10 Years: manipulate Animation Programme 1, Traverse Theatre, Review

Rating (out of 5)
4
Show details
Company
Puppet Animation Scotland
Production
Simon Hart (artistic director), Jen White (festivals & project manager), Melanie Purdie (delegate programme coordinator), Rosie Priest (administrator).

The manipulate Festival is celebrating its tenth anniversary with a rescreening of some of the best animated shorts from the last decade. 10 Years: manipulate Animation Programme 1 showcased 12 films by some of the best animators from across the globe.

‘Stems’ from Scotland’s own Ainslie Henderson opens a behind-the-scenes window onto the world of animation and appropriately opened the evening’s programme. With a voiceover describing the process of creating stop-motion characters, this quirky animation shows Henderson laying out a variety of organic matter that he then sculpts and hones into soulful, music-making puppets.

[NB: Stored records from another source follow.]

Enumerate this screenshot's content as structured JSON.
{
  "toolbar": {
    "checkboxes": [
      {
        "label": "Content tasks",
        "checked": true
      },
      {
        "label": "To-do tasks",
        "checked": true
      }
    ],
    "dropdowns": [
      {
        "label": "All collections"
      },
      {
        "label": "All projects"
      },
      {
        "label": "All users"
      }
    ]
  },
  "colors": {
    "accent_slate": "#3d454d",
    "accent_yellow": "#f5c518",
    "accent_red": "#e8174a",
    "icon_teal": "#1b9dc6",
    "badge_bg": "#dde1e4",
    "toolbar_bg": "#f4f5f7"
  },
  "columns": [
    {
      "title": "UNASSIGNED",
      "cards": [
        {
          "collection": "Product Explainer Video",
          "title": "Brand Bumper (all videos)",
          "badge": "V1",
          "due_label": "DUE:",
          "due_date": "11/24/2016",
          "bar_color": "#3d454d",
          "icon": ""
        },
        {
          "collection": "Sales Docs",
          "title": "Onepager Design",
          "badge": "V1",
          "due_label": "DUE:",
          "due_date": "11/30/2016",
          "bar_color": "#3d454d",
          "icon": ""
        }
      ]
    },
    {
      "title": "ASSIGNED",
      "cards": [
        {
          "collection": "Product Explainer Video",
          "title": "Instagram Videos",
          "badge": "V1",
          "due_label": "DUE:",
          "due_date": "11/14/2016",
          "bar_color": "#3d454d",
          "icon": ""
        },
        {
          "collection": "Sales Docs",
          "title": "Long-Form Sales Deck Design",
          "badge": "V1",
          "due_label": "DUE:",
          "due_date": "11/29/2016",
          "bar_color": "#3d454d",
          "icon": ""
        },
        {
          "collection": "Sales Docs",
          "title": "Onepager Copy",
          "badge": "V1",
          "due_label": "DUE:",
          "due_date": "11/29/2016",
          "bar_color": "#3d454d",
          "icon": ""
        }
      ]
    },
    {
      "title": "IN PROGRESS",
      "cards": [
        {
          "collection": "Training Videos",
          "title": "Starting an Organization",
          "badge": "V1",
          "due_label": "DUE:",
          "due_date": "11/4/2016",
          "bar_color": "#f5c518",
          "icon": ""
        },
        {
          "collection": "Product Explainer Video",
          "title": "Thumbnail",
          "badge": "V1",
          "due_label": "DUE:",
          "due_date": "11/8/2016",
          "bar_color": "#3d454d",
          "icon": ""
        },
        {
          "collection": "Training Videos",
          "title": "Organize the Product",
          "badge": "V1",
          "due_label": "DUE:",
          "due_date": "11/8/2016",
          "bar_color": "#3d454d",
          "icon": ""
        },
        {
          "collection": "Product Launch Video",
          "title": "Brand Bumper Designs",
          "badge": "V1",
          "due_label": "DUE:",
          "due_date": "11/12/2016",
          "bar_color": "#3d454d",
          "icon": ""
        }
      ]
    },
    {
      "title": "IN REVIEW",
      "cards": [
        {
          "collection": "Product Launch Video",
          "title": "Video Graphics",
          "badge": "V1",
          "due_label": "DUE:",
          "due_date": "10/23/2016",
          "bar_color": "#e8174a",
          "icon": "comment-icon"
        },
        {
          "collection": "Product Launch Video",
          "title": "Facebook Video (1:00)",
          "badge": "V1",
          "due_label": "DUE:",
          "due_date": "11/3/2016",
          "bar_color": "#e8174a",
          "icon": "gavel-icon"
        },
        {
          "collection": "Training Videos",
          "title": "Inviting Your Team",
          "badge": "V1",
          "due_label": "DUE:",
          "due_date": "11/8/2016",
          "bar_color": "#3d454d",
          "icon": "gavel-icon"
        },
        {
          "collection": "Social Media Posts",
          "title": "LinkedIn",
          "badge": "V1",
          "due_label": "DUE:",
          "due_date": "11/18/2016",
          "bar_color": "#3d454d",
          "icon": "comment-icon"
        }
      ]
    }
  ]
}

From here, we are led through wildly divergent animated worlds encompassing the bizarre, the surreal, the mystical, the musical and the down right daft. A crocodile, hippo, rhino and antelope hold an uncomfortable house-meeting in Daniel Nocke’s ‘No Room for Gerold’, which is swiftly followed by David O’ Reilly’s beautiful, evocative, dreamscape of geometric shapes entitled ‘Black Lake’.

‘Silence Beneath the Bark’ is Joanna Lurie’s strange and ethereal fairytale of two otherworldly creatures who play with snow in a forest of brushstrokes, until one swallows a shiny shape that falls from the sky and turns into a tree that is indistinguishable from all the others. We are also treated, once more, to ‘Spectators’ by Glasgow School of Art’s Ross Hogg: a well-observed coverage of the highs and lows, sights and sounds of a live football match shown through pulsating, flickering animated paintings and drawings.

There surely couldn’t be a ‘best of’ animation without a contribution from Estonian animator Ulo Pikkov. His 2011 classic ‘Body Memory’ depicts a group of figures made of balls of string huddled together in the back of a moving truck. Slowly they are unravelled from the outside while all forms of resistance prove futile. In this piece, Pikkov raises questions of cultural and inherited memory; of how far back our memories go and whether our bodies carry the pain endured by our ancestors.

Popping up intermittently between the other animation shorts, are three from Alexei Alexev’s Log Jam series. These clever, witty and superbly timed comic animations see a bear, a rabbit and a wolf enjoying a bit of a jamming session while avoiding a hunter and his dog. To add to the variety of the evening, there are also two music videos from Thomas Hicks in his distinctive black and white style.

The programme ended with the enigmatic ‘Lost Town of Switez’ by Kamil Polak, based on the epic poem by Polish writer Adam Mickiewicz. Using appropriately grandiose, religious imagery, it tells the tale of a traveller who loses his way and is engulfed beneath the still waters of a lake. As he is sucked deeper into the water, he is carried back in time to witness the massacre and destruction of a medieval village, before emerging once more onto the surface.

This varied and highly entertaining evening bodes well for Programme 2 which will be shown at the Traverse on Thursday 2nd February.